Strażak-ochotnik z Lubrańca nie żyje. Tomasz Andrzejewski zmarł w Danii. Rodzina chce przetransportować jego zwłoki do Polski, ale na przeszkodzie stoją pieniądze. Zorganizowano zbiórkę.
Tomasz Andrzejewski był mężem, ojcem dwóch synów i czynnym strażakiem w Ochotniczej Straży Pożarnej w Lubrańcu. W ostatnim czasie wyjechał w celach zarobkowych do Danii i tam niespodziewanie zmarł.
Rodzina chce przetransportować ciało do Polski, ale koszty są ogromne. Ich najbliżsi założyli w sieci zbiórkę. Można tam wpłacać potrzebne pieniądze.
- Bardzo prosimy o wsparcie finansowe dla rodziny niespodziewanie zmarłego Tomasza Andrzejewskiego w celu zapewnienia środków finansowych dla pozostawionych dzieci oraz pomocy finansowej przy sprowadzeniu jego ciała do Polski. Powrót ciała zza granicy aktualnie wiąże się z ogromnymi kosztami, które przekraczają możliwości finansowe rodziny.

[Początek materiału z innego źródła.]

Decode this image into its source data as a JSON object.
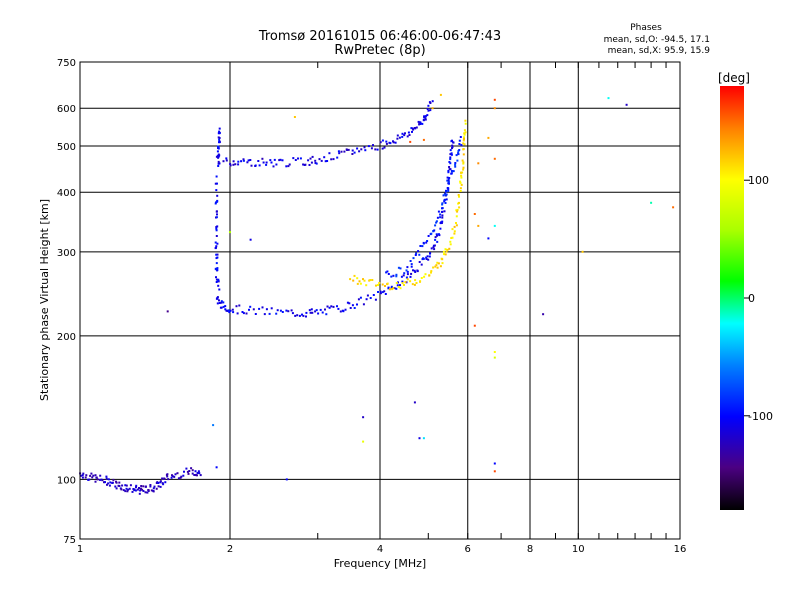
{
  "chart_data": {
    "type": "scatter",
    "title": "Tromsø 20161015 06:46:00-06:47:43",
    "subtitle": "RwPretec (8p)",
    "xlabel": "Frequency [MHz]",
    "ylabel": "Stationary phase Virtual Height [km]",
    "xscale": "log",
    "yscale": "log",
    "xlim": [
      1,
      16
    ],
    "ylim": [
      75,
      750
    ],
    "xticks": [
      1,
      2,
      4,
      6,
      8,
      10,
      16
    ],
    "xtick_labels": [
      "1",
      "2",
      "4",
      "6",
      "8",
      "10",
      "16"
    ],
    "yticks": [
      75,
      100,
      200,
      300,
      400,
      500,
      600,
      750
    ],
    "ytick_labels": [
      "75",
      "100",
      "200",
      "300",
      "400",
      "500",
      "600",
      "750"
    ],
    "grid": true,
    "phases_box": {
      "title": "Phases",
      "line_o": "mean, sd,O: -94.5, 17.1",
      "line_x": "mean, sd,X:  95.9, 15.9"
    },
    "colorbar": {
      "label": "[deg]",
      "range": [
        -180,
        180
      ],
      "ticks": [
        100,
        0,
        -100
      ],
      "tick_labels": [
        "100",
        "0",
        "-100"
      ]
    },
    "traces": [
      {
        "phase": -120,
        "points": [
          [
            1.0,
            103
          ],
          [
            1.05,
            101
          ],
          [
            1.1,
            100
          ],
          [
            1.15,
            99
          ],
          [
            1.2,
            97
          ],
          [
            1.25,
            96
          ],
          [
            1.3,
            95
          ],
          [
            1.35,
            95
          ],
          [
            1.4,
            96
          ],
          [
            1.45,
            98
          ],
          [
            1.5,
            101
          ],
          [
            1.6,
            103
          ],
          [
            1.7,
            104
          ],
          [
            1.75,
            103
          ]
        ]
      },
      {
        "phase": -105,
        "points": [
          [
            1.88,
            240
          ],
          [
            1.92,
            232
          ],
          [
            2.0,
            228
          ],
          [
            2.2,
            226
          ],
          [
            2.5,
            224
          ],
          [
            2.8,
            223
          ],
          [
            3.0,
            224
          ],
          [
            3.3,
            228
          ],
          [
            3.6,
            234
          ],
          [
            4.0,
            244
          ],
          [
            4.3,
            255
          ],
          [
            4.6,
            268
          ],
          [
            4.9,
            286
          ],
          [
            5.1,
            305
          ],
          [
            5.25,
            330
          ],
          [
            5.35,
            360
          ],
          [
            5.45,
            400
          ],
          [
            5.5,
            440
          ],
          [
            5.55,
            480
          ],
          [
            5.6,
            520
          ]
        ]
      },
      {
        "phase": -110,
        "points": [
          [
            1.95,
            465
          ],
          [
            2.1,
            463
          ],
          [
            2.3,
            462
          ],
          [
            2.5,
            462
          ],
          [
            2.8,
            463
          ],
          [
            3.0,
            468
          ],
          [
            3.3,
            478
          ],
          [
            3.6,
            490
          ],
          [
            4.0,
            502
          ],
          [
            4.3,
            516
          ],
          [
            4.6,
            535
          ],
          [
            4.8,
            555
          ],
          [
            4.95,
            580
          ],
          [
            5.1,
            620
          ]
        ]
      },
      {
        "phase": -105,
        "points": [
          [
            1.9,
            460
          ],
          [
            1.9,
            500
          ],
          [
            1.9,
            540
          ],
          [
            1.88,
            400
          ],
          [
            1.88,
            350
          ],
          [
            1.88,
            300
          ],
          [
            1.88,
            270
          ],
          [
            1.9,
            250
          ]
        ]
      },
      {
        "phase": 110,
        "points": [
          [
            3.5,
            265
          ],
          [
            3.8,
            258
          ],
          [
            4.2,
            255
          ],
          [
            4.6,
            258
          ],
          [
            5.0,
            268
          ],
          [
            5.3,
            285
          ],
          [
            5.5,
            310
          ],
          [
            5.7,
            350
          ],
          [
            5.8,
            400
          ],
          [
            5.85,
            450
          ],
          [
            5.9,
            510
          ],
          [
            5.92,
            560
          ]
        ]
      },
      {
        "phase": -90,
        "points": [
          [
            4.1,
            268
          ],
          [
            4.5,
            275
          ],
          [
            4.8,
            300
          ],
          [
            5.1,
            330
          ],
          [
            5.3,
            370
          ],
          [
            5.5,
            420
          ],
          [
            5.7,
            470
          ],
          [
            5.85,
            520
          ]
        ]
      }
    ],
    "scatter": [
      {
        "x": 2.7,
        "y": 575,
        "phase": 120
      },
      {
        "x": 6.8,
        "y": 625,
        "phase": 160
      },
      {
        "x": 6.8,
        "y": 600,
        "phase": 140
      },
      {
        "x": 6.6,
        "y": 520,
        "phase": 130
      },
      {
        "x": 6.8,
        "y": 470,
        "phase": 150
      },
      {
        "x": 6.3,
        "y": 460,
        "phase": 140
      },
      {
        "x": 6.2,
        "y": 360,
        "phase": 150
      },
      {
        "x": 6.3,
        "y": 340,
        "phase": 130
      },
      {
        "x": 6.8,
        "y": 340,
        "phase": -20
      },
      {
        "x": 6.6,
        "y": 320,
        "phase": -100
      },
      {
        "x": 6.2,
        "y": 210,
        "phase": 160
      },
      {
        "x": 6.8,
        "y": 185,
        "phase": 100
      },
      {
        "x": 6.8,
        "y": 180,
        "phase": 80
      },
      {
        "x": 6.8,
        "y": 108,
        "phase": -100
      },
      {
        "x": 6.8,
        "y": 104,
        "phase": 160
      },
      {
        "x": 8.5,
        "y": 222,
        "phase": -130
      },
      {
        "x": 10.2,
        "y": 300,
        "phase": 120
      },
      {
        "x": 11.5,
        "y": 630,
        "phase": -20
      },
      {
        "x": 12.5,
        "y": 610,
        "phase": -120
      },
      {
        "x": 14.0,
        "y": 380,
        "phase": -10
      },
      {
        "x": 15.5,
        "y": 372,
        "phase": 150
      },
      {
        "x": 1.5,
        "y": 225,
        "phase": -140
      },
      {
        "x": 1.85,
        "y": 130,
        "phase": -60
      },
      {
        "x": 1.88,
        "y": 106,
        "phase": -100
      },
      {
        "x": 2.6,
        "y": 100,
        "phase": -100
      },
      {
        "x": 2.2,
        "y": 318,
        "phase": -110
      },
      {
        "x": 3.7,
        "y": 135,
        "phase": -120
      },
      {
        "x": 3.7,
        "y": 120,
        "phase": 90
      },
      {
        "x": 4.7,
        "y": 145,
        "phase": -120
      },
      {
        "x": 4.8,
        "y": 122,
        "phase": -110
      },
      {
        "x": 4.9,
        "y": 122,
        "phase": -30
      },
      {
        "x": 4.6,
        "y": 510,
        "phase": 160
      },
      {
        "x": 4.9,
        "y": 515,
        "phase": 150
      },
      {
        "x": 5.3,
        "y": 640,
        "phase": 120
      },
      {
        "x": 5.1,
        "y": 600,
        "phase": 130
      },
      {
        "x": 2.0,
        "y": 330,
        "phase": 60
      }
    ]
  }
}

Pamiętajmy także o jego dwóch małych synach, które zostaną tylko z mamą. Dlatego zwracamy się do wszystkich, którzy chcieliby ostatni raz wspomóc Tomka, który jako kochający mąż, ojciec, syn, brat oraz strażak zawsze był gotów nieść pomoc innym - informują organizatorzy zbiórki.
W pomoc zaangażowało się już mnóstwo osób, ale nadal nie udało się zdobyć potrzebnej kwoty. Zrzutkę wsparło już blisko 260 internautów, którzy wpłaciły łącznie ponad 15 tysięcy złotych. Organizatorzy chcą zebrać jednak o 10 tysięcy więcej.
Informacja o zbiórce pieniędzy na sprowadzenie zmarłego strażaka krąży w internecie. Udostępniło ją już blisko 500 osób.